Il tema della pazzia in letteratura italiana
27 Gennaio 2019PENA DI MORTE
27 Gennaio 2019
dalla tesina Ma cosa abbiamo in testa? di Elena Roma
Una critica molto famosa, Freud, la ricevette da uno dei più grandi scrittori del ‘900: Italo Svevo. Egli, nel suo romanzo, La coscienza di Zeno”, ed in particolare nell’ultimo capitolo, si scaglia contro di lui e contro la tecnica psicoanalitica utilizzata come cura. Essa, infatti, non è per niente riuscita a guarire il protagonista Zeno Cosini che parla così: «Ma ora che sapevo tutto, cioè che non si trattava d’altro che di una sciocca illusione, un trucco buono per commuovere qualche vecchia donna isterica, come potevo sopportare la compagnia di quell’uomo ridicolo, con quel suo occhio che vuole essere scrutatore e quella sua presunzione che gli permette di aggruppare tutti i fenomeni di questo mondo intorno la sua grande teoria? ». Il libro è, infatti, una prescrizione data da un certo dottor S. a Zeno in preparazione alla sua cura e in cui egli deve raccontare la sua vita, ma che alla fine diventa una invettiva contro il dottore.
Svevo ritiene la psicoanalisi una tecnica più utile agli scrittori piuttosto che ai medici e a sottolineare questa sua avversione vi sono molti avvenimenti, tematiche e stratagemmi all’interno del libro.
Innanzitutto l’iniziale scelta per il nome del dottore è un chiaro riferimento a Sigmund Freud.
In secondo luogo viene evidenziato in fatto che questa preparazione imposta dal dottore sia già di per sé inutile. Nel preambolo del libro, infatti, Zeno dichiara apertamente sia di aver scritto delle cose non vere sia di aver consultato un manuale di psicoanalisi prima di farlo. Questo ultimo particolare denota subito il carattere indocile del paziente che è desideroso di usurpare il ruolo del medico nell’interpretazione dei fatti della propria vita. Tendenza che si evidenzia anche nell’organizzazione dell’autobiografia dove Zeno imposta già dei capitoli tematici, dando così precedenza ad alcuni fatti e non ad altri, compito che spetterebbe al medico. Il fatto che vi siano sia verità sia bugie è, per Svevo, una caratteristica intrinseca nella scrittura stessa.

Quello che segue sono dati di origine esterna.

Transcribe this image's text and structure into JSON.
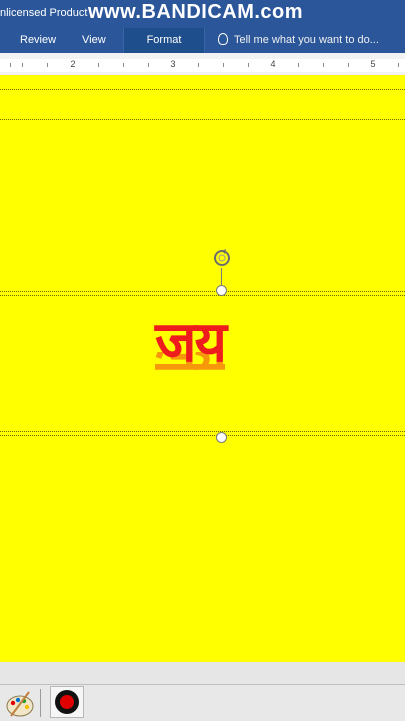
{
  "titlebar": {
    "title": "nlicensed Product",
    "watermark": "www.BANDICAM.com"
  },
  "ribbon": {
    "tabs": [
      {
        "label": "Review"
      },
      {
        "label": "View"
      },
      {
        "label": "Format",
        "active": true
      }
    ],
    "tell_me": "Tell me what you want to do..."
  },
  "ruler": {
    "numbers": [
      "2",
      "3",
      "4",
      "5"
    ]
  },
  "document": {
    "wordart_text": "जय"
  },
  "colors": {
    "page_background": "#ffff00",
    "wordart": "#ee1c1c",
    "ribbon": "#2b579a"
  },
  "taskbar": {
    "icons": [
      "paint-palette-icon",
      "record-icon"
    ]
  }
}
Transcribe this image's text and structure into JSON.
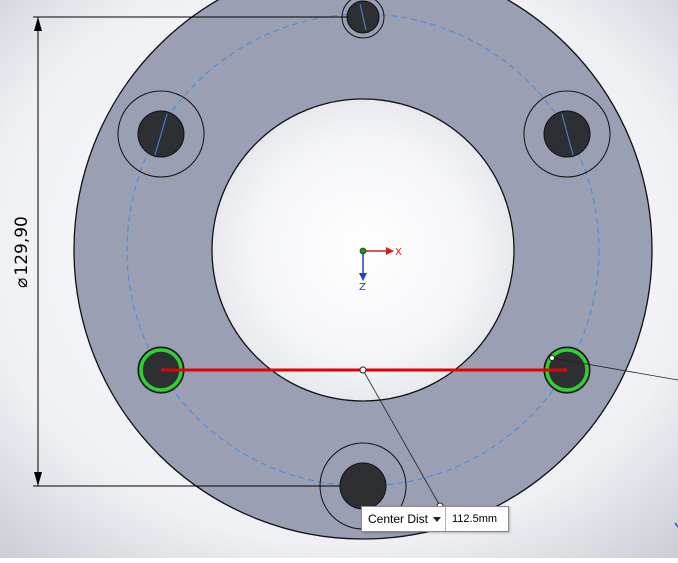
{
  "dimension": {
    "diameter_symbol": "⌀",
    "value": "129,90"
  },
  "triad": {
    "x_label": "X",
    "z_label": "Z"
  },
  "measure_tooltip": {
    "type_label": "Center Dist",
    "value": "112.5mm"
  },
  "colors": {
    "part_face": "#9a9fb4",
    "hole_fill": "#2e2f33",
    "construction_line": "#4a8ad8",
    "measure_line": "#e80000",
    "selection_highlight": "#2fd02f",
    "x_axis": "#d02020",
    "z_axis": "#2040c0"
  }
}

Innanzitutto se si tratta di una autobiografia come è quella di Zeno non può essere completa e non può avere senso se non alla fine della vita, ma così si farebbe coincidere il senso della vita con la morte. Il dover ricordare e scrivere eventi passati, poi, cambia irrimediabilmente gli stessi perché rivissuti con l’io attuale e non con quello passato; essi non potranno mai essere gli stessi di allora. Svevo ritiene inoltre che «raccontiamo con predilezione tutte le cose per le quali abbiamo pronta la frase ed evitiamo quelle che ci obbligherebbero a ricorrere al dizionario». Ciò significa che scrivendo della sua vita ha omesso ciò che gli era difficile spiegare. Insomma «la nostra vita avrebbe tutto un altro aspetto se fosse detta nel nostro dialetto».
All’interno dell’ultimo capitolo del libro vi è anche la dichiarazione di Zeno di essere perfettamente sano e di essere guarito grazie alla sua vantaggiosa situazione economica. Essa deriva da guadagni che sfruttano la tragica situazione di guerra in cui si trova l’Italia. Quindi la malattia è solo una convinzione delle nostra mente e deriva dal fatto che siamo consapevoli della nostra vita; se i sani” si guardassero attentamente allo specchio diventerebbero malati.